Wrongology - 2: Reactions to be Being Proven Wrong


In Being Wrong, Kathryn Schulz also talks about how we deal with the times we are wrong. But you know that already: denial, excuses etc. Where Schulz makes the topic so interesting is when she points out the reason isn’t (always) ego or malicious agendas.

Far more often, we change the question from “Were we wrong?” to “How wrong were we?”. And rarely is the answer that we come up, “Totally”:
“Almost no matter what we were wrong about, we can find countless different ways to take the measure of our mistakes.”
Put differently, we don’t want to introspect, at least not honestly:
“We are not so much honestly trying to size up our errors as frantically trying to downsize them.”
Here are the usual ways we go about it:
1)      “Time-frame defense”: I can see the big picture, the long term. You don’t have the patience. Just you wait and see etc.
2)     “Near-miss defense”: But for some silly, minor event, what I said/thought would have come true. If the butterfly hadn’t flapped its wings…
3)     “Out-of-left-field defense”: Some bizarre and unforeseeable event “derailed the natural course of things”.
4)     I trusted the wrong person/group/authority figure defense: I may have been wrong, but only in trusting the other guy. It wasn’t my assessment.
5)     Better safe than sorry defense: Better to cry wolf when I thought one was there than to have stayed quiet and gotten eaten up the wolf.

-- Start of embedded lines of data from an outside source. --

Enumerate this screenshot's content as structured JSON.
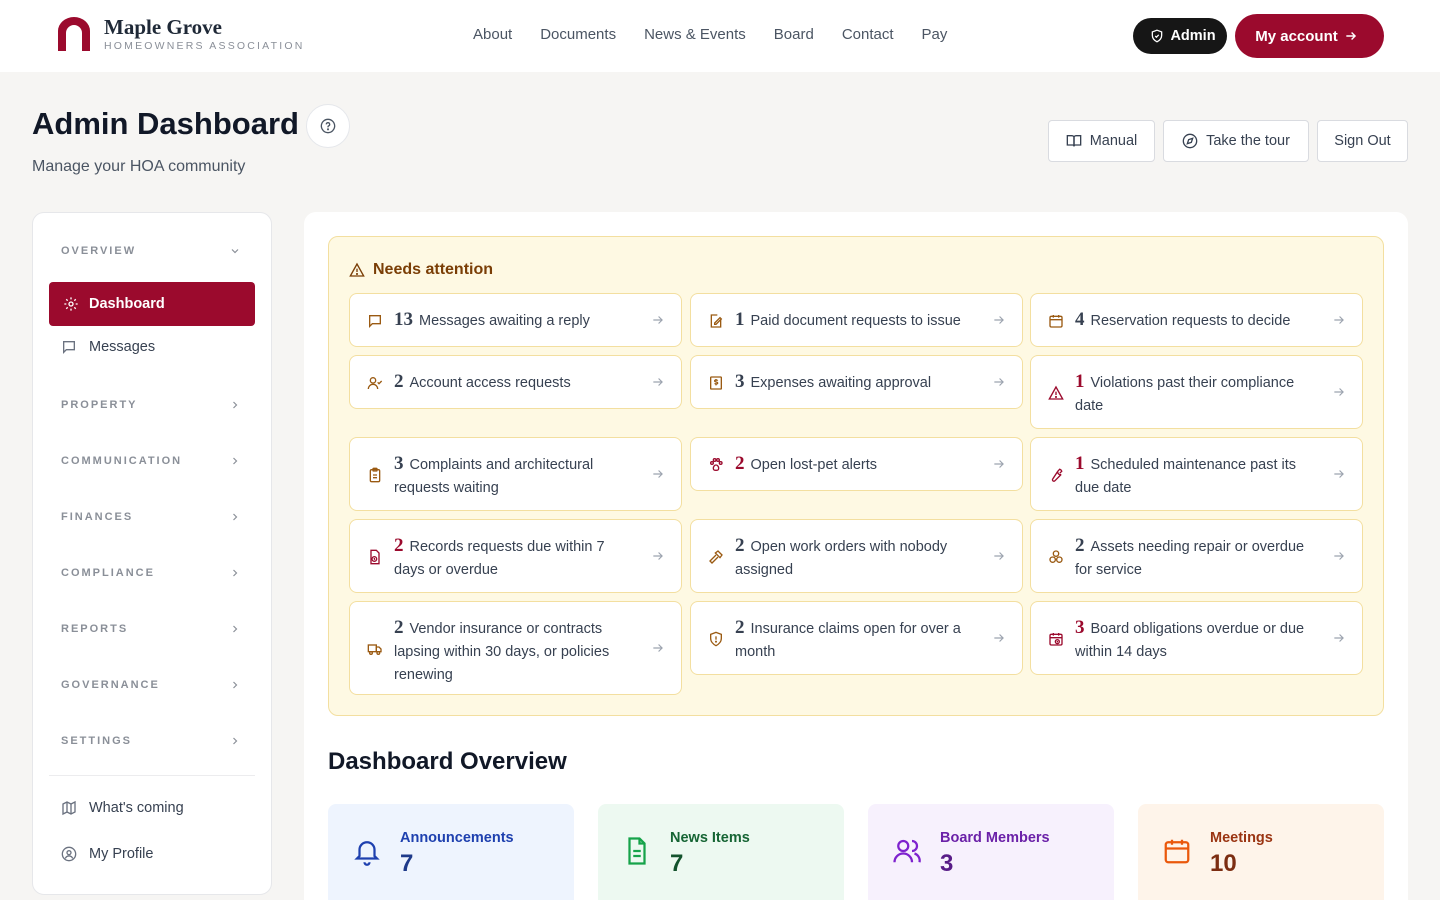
{
  "brand": {
    "name": "Maple Grove",
    "subtitle": "HOMEOWNERS ASSOCIATION",
    "color": "#9b0a2d"
  },
  "nav": [
    "About",
    "Documents",
    "News & Events",
    "Board",
    "Contact",
    "Pay"
  ],
  "top_buttons": {
    "admin": "Admin",
    "account": "My account"
  },
  "header": {
    "title": "Admin Dashboard",
    "subtitle": "Manage your HOA community",
    "manual": "Manual",
    "tour": "Take the tour",
    "signout": "Sign Out"
  },
  "sidebar": {
    "overview": "OVERVIEW",
    "active": "Dashboard",
    "messages": "Messages",
    "sections": [
      "PROPERTY",
      "COMMUNICATION",
      "FINANCES",
      "COMPLIANCE",
      "REPORTS",
      "GOVERNANCE",
      "SETTINGS"
    ],
    "whats_coming": "What's coming",
    "profile": "My Profile"
  },
  "attention": {
    "title": "Needs attention",
    "items": [
      {
        "count": "13",
        "text": "Messages awaiting a reply",
        "icon": "message-icon"
      },
      {
        "count": "1",
        "text": "Paid document requests to issue",
        "icon": "document-edit-icon"
      },
      {
        "count": "4",
        "text": "Reservation requests to decide",
        "icon": "calendar-icon"
      },
      {
        "count": "2",
        "text": "Account access requests",
        "icon": "user-check-icon"
      },
      {
        "count": "3",
        "text": "Expenses awaiting approval",
        "icon": "receipt-icon"
      },
      {
        "count": "1",
        "text": "Violations past their compliance date",
        "icon": "warning-icon"
      },
      {
        "count": "3",
        "text": "Complaints and architectural requests waiting",
        "icon": "clipboard-icon"
      },
      {
        "count": "2",
        "text": "Open lost-pet alerts",
        "icon": "paw-icon"
      },
      {
        "count": "1",
        "text": "Scheduled maintenance past its due date",
        "icon": "wrench-icon"
      },
      {
        "count": "2",
        "text": "Records requests due within 7 days or overdue",
        "icon": "file-clock-icon"
      },
      {
        "count": "2",
        "text": "Open work orders with nobody assigned",
        "icon": "hammer-icon"
      },
      {
        "count": "2",
        "text": "Assets needing repair or overdue for service",
        "icon": "boxes-icon"
      },
      {
        "count": "2",
        "text": "Vendor insurance or contracts lapsing within 30 days, or policies renewing",
        "icon": "truck-icon"
      },
      {
        "count": "2",
        "text": "Insurance claims open for over a month",
        "icon": "shield-icon"
      },
      {
        "count": "3",
        "text": "Board obligations overdue or due within 14 days",
        "icon": "calendar-clock-icon"
      }
    ]
  },
  "overview": {
    "title": "Dashboard Overview",
    "stats": [
      {
        "label": "Announcements",
        "value": "7",
        "color": "#1e40af",
        "bg": "#eef4fe"
      },
      {
        "label": "News Items",
        "value": "7",
        "color": "#166534",
        "bg": "#edf9f1"
      },
      {
        "label": "Board Members",
        "value": "3",
        "color": "#6b21a8",
        "bg": "#f7f1fd"
      },
      {
        "label": "Meetings",
        "value": "10",
        "color": "#9a3412",
        "bg": "#fef4ea"
      }
    ]
  }
}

Of course, we often see flat-out denial. When others resort to it:
“We are quick to sneer at it, to regard it as the last, sorry refuge of those who are too immature, insecure, or pig-headed to face the truth.”
But, that’s not what’s happening, writes Schulz:
“Denial has a bad reputation… Denial is not, after all, a response to the facts. It is a response to the feelings those facts evoke - and sometimes, those feelings are too much to bear… With error as with disaster, we screen out unwelcome information to protect ourselves from discomfort, anxiety, and trauma… pain, humiliation, guilt.”

Suddenly, the way we deal with mistakes begins to make sense, doesn’t it? Unfortunately, it also explains why we don’t learn from our mistakes. Live and don’t learn: we seem to be wired that way.